Murad Köşker, parmağındaki yüzüğü gösterdi:

- Kilosunu 630 dolar daha pahalıya aldığımız altını işleyip, örneğin yüzük yapıyoruz. Müşteri altının uluslararası piyasadaki ons fiyatını da yakından izliyor, hesap yapıyor. Dolayısıyla biz yaptığımız yüzüğün fiyatını belirlerken işçiliğimizden yiyoruz, farkı sineye çekiyoruz.

Burak Yakın, altının Türkiye’deki ons fiyatının uluslararası piyasaya göre daha yüksek olmasının nedenini anlattı:

- Altın ithalatında daha önce bankalar da devredeydi. Bankaların her biri tek seferde 10 ton altın ithal edebiliyordu. Bankalar devreden çıkarılınca altın ithalatı sadece yetkili aracı kurumlara kaldı. Onlar da 4-5 firma birleşip 2-3 ton getirebiliyor.

Ardından ekledi:

- Yani, piyasaya altın girişi ihtiyaç temposunda olamıyor, talep karşılanamıyor. Bu da ülkemizdeki fiyatı yukarı çekiyor.

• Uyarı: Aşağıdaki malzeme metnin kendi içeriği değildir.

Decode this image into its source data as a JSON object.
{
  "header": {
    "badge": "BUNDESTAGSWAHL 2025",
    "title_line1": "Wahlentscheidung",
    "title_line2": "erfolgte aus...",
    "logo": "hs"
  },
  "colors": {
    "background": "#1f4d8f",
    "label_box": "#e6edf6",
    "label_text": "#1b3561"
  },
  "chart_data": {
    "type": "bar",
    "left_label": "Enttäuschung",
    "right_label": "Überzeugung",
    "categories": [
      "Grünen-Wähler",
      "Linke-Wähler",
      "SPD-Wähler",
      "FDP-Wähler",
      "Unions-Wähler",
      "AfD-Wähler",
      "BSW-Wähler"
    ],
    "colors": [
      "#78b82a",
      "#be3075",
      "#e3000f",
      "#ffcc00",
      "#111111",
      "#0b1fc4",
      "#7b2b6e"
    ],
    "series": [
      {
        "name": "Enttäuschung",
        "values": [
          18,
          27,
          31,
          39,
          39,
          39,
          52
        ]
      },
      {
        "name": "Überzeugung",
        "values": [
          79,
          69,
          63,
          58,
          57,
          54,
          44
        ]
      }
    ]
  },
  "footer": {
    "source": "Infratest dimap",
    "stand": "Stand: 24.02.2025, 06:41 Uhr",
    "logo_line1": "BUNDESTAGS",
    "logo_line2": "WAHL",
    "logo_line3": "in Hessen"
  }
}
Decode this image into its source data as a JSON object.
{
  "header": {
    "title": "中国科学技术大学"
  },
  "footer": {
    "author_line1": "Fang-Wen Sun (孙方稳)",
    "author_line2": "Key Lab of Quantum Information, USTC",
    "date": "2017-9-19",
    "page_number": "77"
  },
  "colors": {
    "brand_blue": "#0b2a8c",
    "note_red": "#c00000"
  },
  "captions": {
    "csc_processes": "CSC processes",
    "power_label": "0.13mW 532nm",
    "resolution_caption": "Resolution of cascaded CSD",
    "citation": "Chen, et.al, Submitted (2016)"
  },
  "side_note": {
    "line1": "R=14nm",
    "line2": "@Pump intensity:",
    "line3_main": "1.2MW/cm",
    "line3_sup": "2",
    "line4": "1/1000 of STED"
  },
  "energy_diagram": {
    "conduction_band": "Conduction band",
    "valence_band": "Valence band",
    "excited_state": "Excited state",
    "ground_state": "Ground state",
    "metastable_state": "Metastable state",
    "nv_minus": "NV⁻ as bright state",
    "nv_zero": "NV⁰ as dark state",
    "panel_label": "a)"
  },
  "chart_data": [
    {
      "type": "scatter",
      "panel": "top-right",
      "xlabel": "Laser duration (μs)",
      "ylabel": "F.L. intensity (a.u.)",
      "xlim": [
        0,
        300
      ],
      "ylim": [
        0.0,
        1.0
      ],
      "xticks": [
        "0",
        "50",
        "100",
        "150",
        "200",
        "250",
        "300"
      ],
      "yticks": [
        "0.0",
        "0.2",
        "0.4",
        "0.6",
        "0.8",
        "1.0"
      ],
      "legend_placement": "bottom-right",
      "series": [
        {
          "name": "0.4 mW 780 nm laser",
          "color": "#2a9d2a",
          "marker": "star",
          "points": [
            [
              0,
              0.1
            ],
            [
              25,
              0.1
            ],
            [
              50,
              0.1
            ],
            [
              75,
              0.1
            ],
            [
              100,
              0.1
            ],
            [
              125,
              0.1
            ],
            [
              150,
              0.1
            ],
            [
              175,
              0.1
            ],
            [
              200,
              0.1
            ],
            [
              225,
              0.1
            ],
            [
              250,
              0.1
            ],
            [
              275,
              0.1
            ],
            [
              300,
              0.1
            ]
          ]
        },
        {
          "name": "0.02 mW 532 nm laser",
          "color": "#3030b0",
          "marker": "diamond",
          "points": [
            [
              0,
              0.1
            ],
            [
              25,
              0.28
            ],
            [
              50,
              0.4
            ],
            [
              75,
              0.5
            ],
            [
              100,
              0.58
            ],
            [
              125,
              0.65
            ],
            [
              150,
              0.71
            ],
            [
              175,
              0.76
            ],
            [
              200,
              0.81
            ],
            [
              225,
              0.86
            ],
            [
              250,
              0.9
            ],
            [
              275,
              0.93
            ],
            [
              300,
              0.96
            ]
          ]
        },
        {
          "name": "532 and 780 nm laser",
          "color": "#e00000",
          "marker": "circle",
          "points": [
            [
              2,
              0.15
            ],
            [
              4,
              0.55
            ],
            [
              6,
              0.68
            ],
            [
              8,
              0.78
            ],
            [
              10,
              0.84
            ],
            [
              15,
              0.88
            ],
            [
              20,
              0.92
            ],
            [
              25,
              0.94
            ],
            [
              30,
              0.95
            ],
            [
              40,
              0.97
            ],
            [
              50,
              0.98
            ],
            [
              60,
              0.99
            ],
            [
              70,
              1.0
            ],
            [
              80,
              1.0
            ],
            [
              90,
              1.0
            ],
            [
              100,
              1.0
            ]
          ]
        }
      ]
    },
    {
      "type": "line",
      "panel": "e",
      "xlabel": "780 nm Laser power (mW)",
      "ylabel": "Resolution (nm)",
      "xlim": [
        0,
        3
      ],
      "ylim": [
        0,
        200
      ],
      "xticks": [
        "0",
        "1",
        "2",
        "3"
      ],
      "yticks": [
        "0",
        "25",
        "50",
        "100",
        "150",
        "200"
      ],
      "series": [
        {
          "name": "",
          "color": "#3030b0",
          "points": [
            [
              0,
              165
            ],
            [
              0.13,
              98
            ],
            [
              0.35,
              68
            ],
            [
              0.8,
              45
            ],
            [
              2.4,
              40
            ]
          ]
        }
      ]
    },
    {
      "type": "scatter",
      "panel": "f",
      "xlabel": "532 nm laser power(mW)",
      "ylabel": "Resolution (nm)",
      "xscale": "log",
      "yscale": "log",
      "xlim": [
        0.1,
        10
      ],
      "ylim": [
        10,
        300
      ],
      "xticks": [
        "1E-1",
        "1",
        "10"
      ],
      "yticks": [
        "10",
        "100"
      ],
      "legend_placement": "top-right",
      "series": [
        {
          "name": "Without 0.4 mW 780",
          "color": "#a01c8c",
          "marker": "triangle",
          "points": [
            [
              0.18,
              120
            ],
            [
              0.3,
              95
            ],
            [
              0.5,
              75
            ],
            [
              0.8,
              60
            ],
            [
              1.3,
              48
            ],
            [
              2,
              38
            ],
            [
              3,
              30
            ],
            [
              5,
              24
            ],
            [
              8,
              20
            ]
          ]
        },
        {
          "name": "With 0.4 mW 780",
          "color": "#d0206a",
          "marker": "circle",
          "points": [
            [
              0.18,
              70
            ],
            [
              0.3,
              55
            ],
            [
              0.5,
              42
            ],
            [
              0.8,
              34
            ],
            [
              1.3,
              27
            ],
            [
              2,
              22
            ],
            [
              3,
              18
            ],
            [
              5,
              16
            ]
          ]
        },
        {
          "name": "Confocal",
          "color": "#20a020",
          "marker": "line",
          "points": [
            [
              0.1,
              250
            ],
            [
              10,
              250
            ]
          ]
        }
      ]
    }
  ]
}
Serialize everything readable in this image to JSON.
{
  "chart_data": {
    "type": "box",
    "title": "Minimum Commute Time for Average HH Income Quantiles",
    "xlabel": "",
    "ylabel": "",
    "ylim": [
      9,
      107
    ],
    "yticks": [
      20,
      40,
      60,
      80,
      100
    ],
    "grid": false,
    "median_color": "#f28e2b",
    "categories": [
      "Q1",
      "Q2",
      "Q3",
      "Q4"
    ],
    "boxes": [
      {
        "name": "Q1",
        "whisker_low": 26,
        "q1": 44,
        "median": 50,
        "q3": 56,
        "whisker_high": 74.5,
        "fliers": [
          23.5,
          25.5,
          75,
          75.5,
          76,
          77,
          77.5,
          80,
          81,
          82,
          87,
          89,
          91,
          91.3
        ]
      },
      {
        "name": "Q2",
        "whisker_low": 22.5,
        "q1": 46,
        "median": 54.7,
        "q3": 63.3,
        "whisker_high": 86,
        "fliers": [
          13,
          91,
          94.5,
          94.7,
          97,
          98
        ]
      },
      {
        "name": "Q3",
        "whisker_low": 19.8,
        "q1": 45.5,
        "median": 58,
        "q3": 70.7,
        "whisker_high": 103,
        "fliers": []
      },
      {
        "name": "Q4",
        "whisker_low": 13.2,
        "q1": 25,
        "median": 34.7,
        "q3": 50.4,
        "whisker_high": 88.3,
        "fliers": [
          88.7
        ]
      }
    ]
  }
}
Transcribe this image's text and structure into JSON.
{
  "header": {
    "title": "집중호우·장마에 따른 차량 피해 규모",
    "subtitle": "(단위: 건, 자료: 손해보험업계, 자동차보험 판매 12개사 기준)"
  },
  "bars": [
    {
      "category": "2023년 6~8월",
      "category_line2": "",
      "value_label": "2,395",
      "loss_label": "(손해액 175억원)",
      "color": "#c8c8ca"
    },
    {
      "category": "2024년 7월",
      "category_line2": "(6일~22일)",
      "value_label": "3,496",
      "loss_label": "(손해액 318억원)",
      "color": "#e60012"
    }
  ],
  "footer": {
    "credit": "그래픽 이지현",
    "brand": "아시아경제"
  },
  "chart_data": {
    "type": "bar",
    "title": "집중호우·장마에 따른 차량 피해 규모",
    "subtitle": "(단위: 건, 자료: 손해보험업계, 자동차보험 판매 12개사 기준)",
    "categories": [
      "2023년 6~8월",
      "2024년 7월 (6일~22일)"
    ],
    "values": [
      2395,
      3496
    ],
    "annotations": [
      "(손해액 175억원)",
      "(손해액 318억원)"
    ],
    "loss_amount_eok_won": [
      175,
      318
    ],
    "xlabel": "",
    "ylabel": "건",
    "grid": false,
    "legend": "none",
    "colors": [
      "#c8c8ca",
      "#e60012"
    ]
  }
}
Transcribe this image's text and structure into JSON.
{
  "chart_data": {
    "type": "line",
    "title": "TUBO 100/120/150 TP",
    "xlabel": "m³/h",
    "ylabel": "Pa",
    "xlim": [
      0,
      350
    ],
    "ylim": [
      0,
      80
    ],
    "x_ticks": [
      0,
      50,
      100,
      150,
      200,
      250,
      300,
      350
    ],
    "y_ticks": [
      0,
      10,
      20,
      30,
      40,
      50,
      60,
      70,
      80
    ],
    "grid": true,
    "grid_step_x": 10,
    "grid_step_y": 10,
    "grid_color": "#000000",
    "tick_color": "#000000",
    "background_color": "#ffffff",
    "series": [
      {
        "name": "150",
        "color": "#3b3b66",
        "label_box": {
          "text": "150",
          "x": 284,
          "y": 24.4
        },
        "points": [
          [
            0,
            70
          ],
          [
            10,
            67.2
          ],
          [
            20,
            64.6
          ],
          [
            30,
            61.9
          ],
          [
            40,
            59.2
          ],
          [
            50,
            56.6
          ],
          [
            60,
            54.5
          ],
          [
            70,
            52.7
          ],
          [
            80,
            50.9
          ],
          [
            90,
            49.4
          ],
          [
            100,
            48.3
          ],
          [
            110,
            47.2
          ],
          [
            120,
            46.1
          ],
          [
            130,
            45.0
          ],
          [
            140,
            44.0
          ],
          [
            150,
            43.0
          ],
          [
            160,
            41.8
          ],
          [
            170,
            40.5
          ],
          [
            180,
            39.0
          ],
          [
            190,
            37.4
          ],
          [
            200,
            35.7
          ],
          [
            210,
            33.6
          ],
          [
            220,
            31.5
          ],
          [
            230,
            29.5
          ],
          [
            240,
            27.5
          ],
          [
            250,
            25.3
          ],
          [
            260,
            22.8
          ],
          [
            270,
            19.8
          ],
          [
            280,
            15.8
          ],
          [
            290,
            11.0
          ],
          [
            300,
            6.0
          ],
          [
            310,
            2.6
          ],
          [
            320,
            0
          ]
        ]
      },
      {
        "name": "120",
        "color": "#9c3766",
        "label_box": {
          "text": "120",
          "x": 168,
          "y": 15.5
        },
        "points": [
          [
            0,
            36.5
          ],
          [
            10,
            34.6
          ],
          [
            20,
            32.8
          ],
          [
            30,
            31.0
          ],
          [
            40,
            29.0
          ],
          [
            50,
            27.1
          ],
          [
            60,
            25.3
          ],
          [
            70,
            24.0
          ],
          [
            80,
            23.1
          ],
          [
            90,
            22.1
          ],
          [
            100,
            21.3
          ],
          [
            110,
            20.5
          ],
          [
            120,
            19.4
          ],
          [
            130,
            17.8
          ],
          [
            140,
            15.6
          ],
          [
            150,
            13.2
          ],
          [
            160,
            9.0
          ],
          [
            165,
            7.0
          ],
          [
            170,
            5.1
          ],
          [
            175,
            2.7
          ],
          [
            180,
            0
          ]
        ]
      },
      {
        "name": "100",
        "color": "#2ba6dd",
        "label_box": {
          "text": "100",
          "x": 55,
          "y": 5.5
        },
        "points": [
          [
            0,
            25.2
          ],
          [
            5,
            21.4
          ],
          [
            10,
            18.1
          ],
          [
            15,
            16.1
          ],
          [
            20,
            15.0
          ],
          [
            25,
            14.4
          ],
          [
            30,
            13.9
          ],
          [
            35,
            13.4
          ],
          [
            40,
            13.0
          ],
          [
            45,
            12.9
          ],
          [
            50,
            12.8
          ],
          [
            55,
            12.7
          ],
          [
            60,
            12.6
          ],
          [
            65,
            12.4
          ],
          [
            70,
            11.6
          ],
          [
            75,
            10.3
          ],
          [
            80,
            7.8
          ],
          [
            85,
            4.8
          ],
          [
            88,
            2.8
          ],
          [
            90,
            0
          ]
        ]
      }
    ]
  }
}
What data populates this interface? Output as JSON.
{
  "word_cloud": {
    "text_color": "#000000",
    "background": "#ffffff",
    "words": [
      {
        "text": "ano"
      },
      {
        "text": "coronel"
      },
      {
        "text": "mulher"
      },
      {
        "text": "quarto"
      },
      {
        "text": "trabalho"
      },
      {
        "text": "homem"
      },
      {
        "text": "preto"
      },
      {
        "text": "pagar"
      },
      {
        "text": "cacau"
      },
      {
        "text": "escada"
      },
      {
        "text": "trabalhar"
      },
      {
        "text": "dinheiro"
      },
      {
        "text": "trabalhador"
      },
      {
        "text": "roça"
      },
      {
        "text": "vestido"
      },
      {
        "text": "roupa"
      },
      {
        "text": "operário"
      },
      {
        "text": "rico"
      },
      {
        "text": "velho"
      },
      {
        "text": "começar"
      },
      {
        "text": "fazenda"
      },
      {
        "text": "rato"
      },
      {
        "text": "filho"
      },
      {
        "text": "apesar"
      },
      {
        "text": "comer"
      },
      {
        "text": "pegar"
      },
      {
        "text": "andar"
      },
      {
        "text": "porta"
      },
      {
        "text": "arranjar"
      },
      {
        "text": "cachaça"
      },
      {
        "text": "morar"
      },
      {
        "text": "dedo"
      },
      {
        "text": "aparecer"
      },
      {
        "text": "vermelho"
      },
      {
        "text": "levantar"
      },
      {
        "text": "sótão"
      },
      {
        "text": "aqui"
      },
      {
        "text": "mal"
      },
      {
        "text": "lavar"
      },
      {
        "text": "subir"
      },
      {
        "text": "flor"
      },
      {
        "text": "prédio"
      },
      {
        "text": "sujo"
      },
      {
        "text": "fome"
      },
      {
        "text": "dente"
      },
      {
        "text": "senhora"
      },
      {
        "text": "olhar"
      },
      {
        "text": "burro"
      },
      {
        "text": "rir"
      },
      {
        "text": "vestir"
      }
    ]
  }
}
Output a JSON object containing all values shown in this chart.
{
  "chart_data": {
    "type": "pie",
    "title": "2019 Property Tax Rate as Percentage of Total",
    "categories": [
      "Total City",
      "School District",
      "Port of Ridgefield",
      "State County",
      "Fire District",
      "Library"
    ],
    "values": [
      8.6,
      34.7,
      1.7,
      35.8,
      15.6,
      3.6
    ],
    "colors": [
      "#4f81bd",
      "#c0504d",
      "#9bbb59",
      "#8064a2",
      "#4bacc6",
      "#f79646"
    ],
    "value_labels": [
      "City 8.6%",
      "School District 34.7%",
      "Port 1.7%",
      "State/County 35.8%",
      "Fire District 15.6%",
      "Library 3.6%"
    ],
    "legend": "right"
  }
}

Antalya’da rahatlıkla 750 milyon dolarlık satış yapmış oluruz

MÜCEVHER İhracatçıları Birliği’nin Antalya’da Kaya Palazzo’daki “alım heyeti etkinliği”nde öncek Başkan Mustafa Kamar’ın Roberto Bravo standına baktım, içerisi doluydu.

Kamar’a sordum:

- Durum nasıl?

Yanıtladı:

- Maşallahı var. Gayet iyi. Başkan iken kendi standımda fazla duramıyordum. Şimdi işimize bakıyoruz.

Altınbaş Mücevherat Grup Başkanı Atilla Keskin ve Zen Pırlanta Yönetim Kurulu Başkanı Emil Güzeliş’le de stantlarında sohbet ettim, şu mesajı aldım:

- Çok hareketli geçiyor. Alıma, siparişe dönüşen görüşmeler yoğun.

Birlik Yönetim Kurulu Üyesi Fehmi Çamlı da aynı izlenimi aktardı:

- Bu sene alım heyeti etkinliğimiz muhteşem gerçekleşiyor.

Mücevher İhracatçıları Birliği Başkanı Burak Yakın ve yönetim ekibi şu hesabı ortaya koydu:

- 63 ülkeden alıcı 511 firma geldi. Her biri 1’er milyon dolarlık alım yapsa veya sipariş verse zaten 500 milyon doları aşarız. Buradaki iş hacmi 750 milyon doları rahat bulur. Belki 1 milyar doları da yakalar.